Modeling the main components of the neural dynamics during visual perceptual learning
Perceptual learning is an important form of adaption in sensory systems and beyond. Changes in the neural dynamics in response to repetitively solving a visual task has been shown to occur in the visual cortex of awake monkeys. However, how the modifications of the temporal dynamics of a network of many neurons can be understood remains vastly unclear. Here, we record simultaneously from a large number of neurons in the visual cortex of awake monkeys while performing a visual pattern detection task. The monkey has to find an elongated contour in one of two presented stimuli consisting of otherwise randomly oriented short bars. Neural spiking responses were recorded over a time of 2-3 weeks of learning to perform this task.

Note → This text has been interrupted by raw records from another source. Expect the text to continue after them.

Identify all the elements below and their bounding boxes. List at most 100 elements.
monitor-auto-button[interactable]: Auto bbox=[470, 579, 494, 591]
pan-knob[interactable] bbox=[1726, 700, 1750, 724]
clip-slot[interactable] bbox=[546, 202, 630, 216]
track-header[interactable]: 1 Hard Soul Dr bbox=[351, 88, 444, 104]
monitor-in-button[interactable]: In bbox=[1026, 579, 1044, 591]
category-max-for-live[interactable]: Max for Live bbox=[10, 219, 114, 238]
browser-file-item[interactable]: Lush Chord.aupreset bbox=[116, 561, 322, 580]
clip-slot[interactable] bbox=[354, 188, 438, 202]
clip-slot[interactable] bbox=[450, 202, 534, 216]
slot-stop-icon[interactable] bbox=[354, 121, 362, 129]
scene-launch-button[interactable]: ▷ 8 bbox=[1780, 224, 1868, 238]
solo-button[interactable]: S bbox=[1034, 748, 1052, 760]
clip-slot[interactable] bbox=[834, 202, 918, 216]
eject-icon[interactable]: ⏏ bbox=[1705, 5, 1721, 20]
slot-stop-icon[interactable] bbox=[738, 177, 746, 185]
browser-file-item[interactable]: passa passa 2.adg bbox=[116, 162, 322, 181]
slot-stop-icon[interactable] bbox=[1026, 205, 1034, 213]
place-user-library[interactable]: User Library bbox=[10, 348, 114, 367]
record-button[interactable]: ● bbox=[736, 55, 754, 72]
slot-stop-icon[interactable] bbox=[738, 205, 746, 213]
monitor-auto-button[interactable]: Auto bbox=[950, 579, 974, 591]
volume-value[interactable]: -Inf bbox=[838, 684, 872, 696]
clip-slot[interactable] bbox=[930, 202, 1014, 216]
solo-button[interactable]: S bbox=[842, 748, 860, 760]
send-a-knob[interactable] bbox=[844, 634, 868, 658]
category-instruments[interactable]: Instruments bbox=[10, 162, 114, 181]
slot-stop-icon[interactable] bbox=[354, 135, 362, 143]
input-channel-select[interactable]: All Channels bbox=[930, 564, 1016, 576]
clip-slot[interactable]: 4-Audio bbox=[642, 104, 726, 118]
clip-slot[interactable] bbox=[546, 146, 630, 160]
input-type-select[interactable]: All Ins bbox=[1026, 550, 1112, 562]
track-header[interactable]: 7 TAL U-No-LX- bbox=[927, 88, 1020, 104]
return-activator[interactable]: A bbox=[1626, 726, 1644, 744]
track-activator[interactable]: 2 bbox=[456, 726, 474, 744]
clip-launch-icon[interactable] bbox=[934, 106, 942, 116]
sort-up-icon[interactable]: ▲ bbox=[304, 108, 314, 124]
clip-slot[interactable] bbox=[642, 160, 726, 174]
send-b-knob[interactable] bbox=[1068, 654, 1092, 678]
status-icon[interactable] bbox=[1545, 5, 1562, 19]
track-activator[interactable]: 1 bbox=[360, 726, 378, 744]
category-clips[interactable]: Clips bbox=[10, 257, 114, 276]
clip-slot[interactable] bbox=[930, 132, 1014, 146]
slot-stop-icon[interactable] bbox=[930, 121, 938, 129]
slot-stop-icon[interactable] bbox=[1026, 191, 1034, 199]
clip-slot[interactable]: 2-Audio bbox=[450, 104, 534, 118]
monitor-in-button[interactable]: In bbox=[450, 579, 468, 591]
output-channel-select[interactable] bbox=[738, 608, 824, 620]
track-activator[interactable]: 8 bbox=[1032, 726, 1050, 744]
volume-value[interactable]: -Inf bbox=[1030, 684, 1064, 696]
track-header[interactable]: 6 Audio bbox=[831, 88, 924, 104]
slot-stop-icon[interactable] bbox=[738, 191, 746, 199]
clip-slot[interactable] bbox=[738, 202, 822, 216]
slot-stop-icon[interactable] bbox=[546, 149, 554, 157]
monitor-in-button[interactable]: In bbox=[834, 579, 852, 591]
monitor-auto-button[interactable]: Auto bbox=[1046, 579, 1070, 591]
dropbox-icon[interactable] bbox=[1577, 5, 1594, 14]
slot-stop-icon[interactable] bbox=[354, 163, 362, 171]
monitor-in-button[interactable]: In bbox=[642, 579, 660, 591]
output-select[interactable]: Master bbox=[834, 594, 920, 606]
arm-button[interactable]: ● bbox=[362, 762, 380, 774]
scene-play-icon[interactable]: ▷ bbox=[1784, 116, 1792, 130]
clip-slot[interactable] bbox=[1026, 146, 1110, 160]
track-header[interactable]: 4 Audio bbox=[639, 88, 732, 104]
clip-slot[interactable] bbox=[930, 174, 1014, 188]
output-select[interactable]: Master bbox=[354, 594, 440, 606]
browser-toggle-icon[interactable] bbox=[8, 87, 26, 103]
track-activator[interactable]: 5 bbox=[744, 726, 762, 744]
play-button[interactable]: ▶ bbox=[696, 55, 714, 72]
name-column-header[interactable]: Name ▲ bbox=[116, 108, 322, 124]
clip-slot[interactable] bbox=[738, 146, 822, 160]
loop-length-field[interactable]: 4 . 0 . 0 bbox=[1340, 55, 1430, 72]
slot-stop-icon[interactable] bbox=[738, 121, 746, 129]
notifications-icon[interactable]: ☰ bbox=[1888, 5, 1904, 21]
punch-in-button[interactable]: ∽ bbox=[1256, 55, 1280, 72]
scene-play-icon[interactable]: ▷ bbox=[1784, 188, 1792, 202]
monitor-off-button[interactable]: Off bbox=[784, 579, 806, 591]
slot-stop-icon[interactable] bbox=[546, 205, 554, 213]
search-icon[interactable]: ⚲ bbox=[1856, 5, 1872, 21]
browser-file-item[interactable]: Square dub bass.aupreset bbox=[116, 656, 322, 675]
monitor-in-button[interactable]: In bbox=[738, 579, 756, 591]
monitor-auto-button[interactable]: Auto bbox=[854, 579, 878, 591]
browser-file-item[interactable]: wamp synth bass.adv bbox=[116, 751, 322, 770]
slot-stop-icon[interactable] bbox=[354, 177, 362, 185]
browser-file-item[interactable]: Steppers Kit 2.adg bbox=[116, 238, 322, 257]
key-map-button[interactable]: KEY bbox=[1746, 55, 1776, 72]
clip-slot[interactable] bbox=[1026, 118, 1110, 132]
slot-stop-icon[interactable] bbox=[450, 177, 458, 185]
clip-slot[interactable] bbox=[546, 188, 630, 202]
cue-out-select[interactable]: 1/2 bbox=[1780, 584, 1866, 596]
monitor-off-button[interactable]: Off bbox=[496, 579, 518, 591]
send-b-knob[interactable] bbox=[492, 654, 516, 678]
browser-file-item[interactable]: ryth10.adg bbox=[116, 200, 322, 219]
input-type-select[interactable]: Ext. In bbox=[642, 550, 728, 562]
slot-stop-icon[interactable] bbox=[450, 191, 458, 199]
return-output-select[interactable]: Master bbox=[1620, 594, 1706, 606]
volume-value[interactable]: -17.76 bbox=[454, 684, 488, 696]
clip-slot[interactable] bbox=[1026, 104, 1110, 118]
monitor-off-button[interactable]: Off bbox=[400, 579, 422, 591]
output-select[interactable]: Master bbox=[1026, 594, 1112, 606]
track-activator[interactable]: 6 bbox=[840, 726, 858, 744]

By using components analysis and dimensional reduction techniques derived from the machine learning community, we first show that the high dimensional neural population responses can be described by the dynamics of only two main components. (1) A facilitatory component involving cells having receptive fields nearby the contour to be detected, and (2) a suppressive component involving cells having receptive fields in the surround. We describe further the temporal response dynamics of these components and find that their strength depends on the length of the contour to be detected and that suppressive activity systematically lags the facilatory drive. Furthermore, we found that the weight of these components change during the course of learning. The weighting of both components is increased over the days and correlates well with performance of the task.
To better understand the mechanism of the learning induced network changes we devised a simple neuron network model. We found that a simple rate-based model can replicate the general dynamics of the two components thereby suggesting a neural mechanism for how perceptual learning might induced changes to the network activity.